19321.fb2 Лови момент - читать онлайн бесплатно полную версию книги . Страница 1

Лови момент - читать онлайн бесплатно полную версию книги . Страница 1

1

На то, чтоб скрывать свои заботы, способностей у Томми Вильгельма хватало, уж это он умел не хуже других. Так он, по крайней мере, думал, да и мог бы кое-чем доказать. В свое время он был актером — ну, не совсем актером, статистом — и уж как-нибудь знал тут кой-какие приемы. Вдобавок он курил сигару, а когда человек курит сигару, и притом в шляпе, — он выигрывает: пойди разбери его чувства. Он спускался перед завтраком с двадцать третьего этажа в бельэтаж за почтой и думал — надеялся, — что вид у него, в общем, ничего — преуспевающий вид. Конечно, надейся не надейся, дела оставляли желать лучшего. Он поглядел на четырнадцатом, не войдет ли отец. Они часто встречались по утрам в лифте на пути к завтраку. И если он беспокоился о своей внешности, так это главным образом ради своего старого отца. Но на четырнадцатом остановки не было, лифт спускался, спускался. Потом поехала на сторону бесшумная дверь, и большой темно-красный волнистый ковер, устилавший холл, подкатил под ноги Вильгельму. Холл перед лифтом был темный, сонный. Сборчатые парусящие шторы не впускали солнце, но три высоких узких окна были отворены, и Вильгельм увидел, как голубь кидается по синеве на большую цепь, держащую шатер кино под самым бельэтажем. Крылья громко хлопнули, сразу стихли.
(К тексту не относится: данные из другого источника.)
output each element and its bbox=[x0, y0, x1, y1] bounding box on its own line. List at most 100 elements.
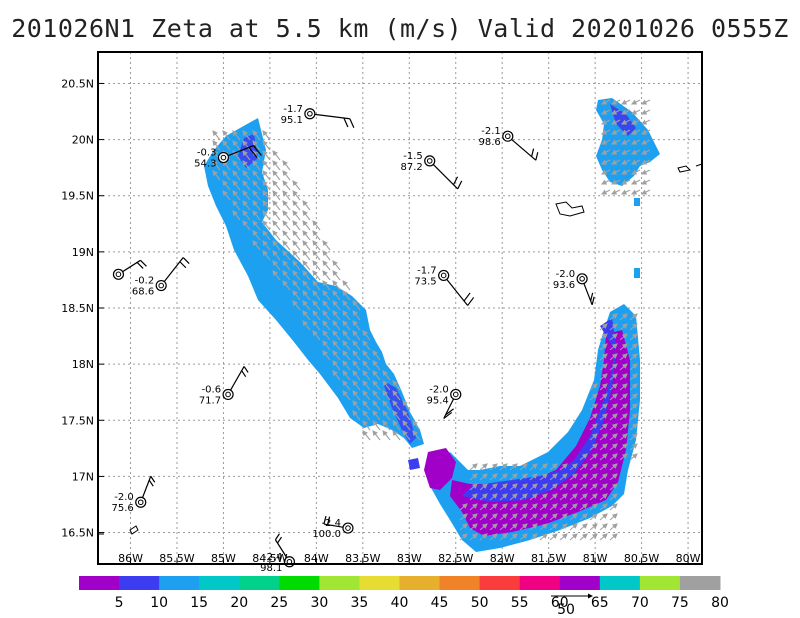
flow-vector bbox=[629, 363, 638, 371]
flow-vector bbox=[412, 430, 421, 441]
flow-vector bbox=[252, 150, 261, 161]
flow-vector bbox=[489, 473, 498, 481]
flow-vector bbox=[569, 513, 578, 521]
flow-vector bbox=[641, 129, 651, 135]
flow-vector bbox=[601, 109, 611, 115]
flow-vector bbox=[322, 320, 331, 331]
observation-stations: -1.795.1-0.354.3-1.587.2-2.198.6-0.268.6… bbox=[111, 104, 595, 574]
flow-vector bbox=[272, 160, 281, 171]
flow-vector bbox=[619, 433, 628, 441]
station-marker-inner bbox=[307, 110, 313, 117]
wind-barb-flag bbox=[150, 475, 156, 483]
station-zeta: -2.1 bbox=[481, 126, 501, 137]
station-zeta: -1.7 bbox=[283, 104, 303, 115]
flow-vector bbox=[629, 413, 638, 421]
flow-vector bbox=[342, 390, 351, 401]
flow-vector bbox=[539, 503, 548, 511]
flow-vector bbox=[611, 139, 621, 145]
flow-vector bbox=[619, 343, 628, 351]
flow-vector bbox=[252, 220, 261, 231]
flow-vector bbox=[362, 430, 371, 441]
flow-vector bbox=[262, 200, 271, 211]
flow-vector bbox=[292, 200, 301, 211]
flow-vector bbox=[479, 483, 488, 491]
flow-vector bbox=[402, 400, 411, 411]
flow-vector bbox=[579, 493, 588, 501]
colorbar-swatch bbox=[199, 576, 240, 590]
flow-vector bbox=[609, 333, 618, 341]
flow-vector bbox=[569, 483, 578, 491]
flow-vector bbox=[509, 483, 518, 491]
flow-vector bbox=[629, 393, 638, 401]
flow-vector bbox=[362, 340, 371, 351]
flow-vector bbox=[372, 370, 381, 381]
flow-vector bbox=[459, 533, 468, 541]
flow-vector bbox=[312, 310, 321, 321]
flow-vector bbox=[272, 170, 281, 181]
flow-vector bbox=[609, 393, 618, 401]
flow-vector bbox=[611, 159, 621, 165]
station-1: -0.354.3 bbox=[194, 144, 262, 170]
flow-vector bbox=[609, 503, 618, 511]
flow-vector bbox=[402, 410, 411, 421]
flow-vector bbox=[402, 430, 411, 441]
wind-barb-staff bbox=[429, 160, 459, 190]
station-marker bbox=[112, 268, 125, 280]
flow-vector bbox=[589, 493, 598, 501]
flow-vector bbox=[609, 353, 618, 361]
flow-vector bbox=[609, 483, 618, 491]
wind-barb-flag bbox=[349, 118, 355, 128]
wind-barb-flag bbox=[467, 297, 475, 306]
station-marker bbox=[438, 269, 450, 282]
flow-vector bbox=[579, 463, 588, 471]
flow-vector bbox=[549, 513, 558, 521]
flow-vector bbox=[499, 463, 508, 471]
flow-vector bbox=[332, 330, 341, 341]
flow-vector bbox=[621, 119, 631, 125]
flow-vector bbox=[352, 360, 361, 371]
flow-vector bbox=[549, 523, 558, 531]
reference-vector: 50 bbox=[551, 593, 593, 618]
flow-vector bbox=[599, 323, 608, 331]
flow-vector bbox=[262, 210, 271, 221]
flow-vector bbox=[292, 190, 301, 201]
flow-vector bbox=[332, 350, 341, 361]
flow-vector bbox=[601, 119, 611, 125]
flow-vector bbox=[519, 503, 528, 511]
flow-vector bbox=[332, 260, 341, 271]
station-pressure: 75.6 bbox=[111, 503, 133, 514]
flow-vector bbox=[252, 230, 261, 241]
colorbar-swatch bbox=[519, 576, 561, 590]
flow-vector bbox=[601, 159, 611, 165]
flow-vector bbox=[549, 483, 558, 491]
colorbar-swatch bbox=[359, 576, 400, 590]
flow-vector bbox=[252, 210, 261, 221]
flow-vector bbox=[342, 360, 351, 371]
wind-barb-flag bbox=[274, 533, 280, 541]
flow-vector bbox=[272, 240, 281, 251]
flow-vector bbox=[342, 350, 351, 361]
flow-vector bbox=[621, 99, 631, 105]
flow-vector bbox=[382, 380, 391, 391]
x-tick-label: 83.5W bbox=[345, 552, 380, 565]
flow-vector bbox=[242, 130, 251, 141]
station-marker bbox=[424, 155, 436, 167]
flow-vector bbox=[262, 140, 271, 151]
flow-vector bbox=[242, 220, 251, 231]
flow-vector bbox=[549, 463, 558, 471]
flow-vector bbox=[589, 513, 598, 521]
flow-vector bbox=[599, 473, 608, 481]
flow-vector bbox=[272, 180, 281, 191]
flow-vector bbox=[599, 333, 608, 341]
wind-barb-flag bbox=[148, 479, 154, 487]
wind-barb-flag bbox=[457, 180, 463, 190]
flow-vector bbox=[292, 300, 301, 311]
wind-barb-flag bbox=[243, 366, 249, 373]
flow-vector bbox=[519, 533, 528, 541]
flow-vector bbox=[362, 360, 371, 371]
flow-vector bbox=[372, 400, 381, 411]
flow-vector bbox=[232, 200, 241, 211]
flow-vector bbox=[529, 483, 538, 491]
flow-vector bbox=[412, 420, 421, 431]
colorbar-swatch bbox=[399, 576, 441, 590]
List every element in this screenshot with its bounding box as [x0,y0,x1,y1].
В гостинице «Глориана» жили в основном люди пенсионного возраста. По Бродвею в районе Семидесятых, Восьмидесятых, Девяностых обитает большая часть многочисленных нью-йоркских стариков и старух. Когда не слишком холодно и не дождливо, они обсиживают скамейки в крошечных огороженных садиках и вдоль решеток подземки от площади Верди до Колумбийского университета, забивают магазины, кафе, булочные, чайные, косметические салоны, читальни и клубы. Вильгельму в гостинице среди старичья было не по себе. Сравнительно еще молодой в свои сорок с хвостом, он был крупный широкоплечий блондин; со спины здоровый, крепкий, хоть, может, уже немного отяжелел и ссутулился. После завтрака старики устраивались в холле по кожаным зеленым диванам и креслам, сплетничали, глядели в газеты; делать им было нечего, только день перемочь. А Вильгельм привык к активной жизни, любил бодро выскакивать по утрам. И последние несколько месяцев, когда не надо было на службу, он вставал рано, чтоб не распускаться; в восемь часов, выбритый, был уже в холле Покупал газету, несколько сигар, выпивал стакан-другой кока-колы, перед тем как завтракать с отцом. А после завтрака — сразу — выйти, выйти, заняться делом. Все дело в этих выходах, в общем, и состояло. Но он же понимал, что так не может продолжаться вечно, и сегодня он испугался, он чувствовал, что ужасные неприятности, нависавшие давно, но как-то неопределенно, вот-вот обрушатся на него. До вечера все решится.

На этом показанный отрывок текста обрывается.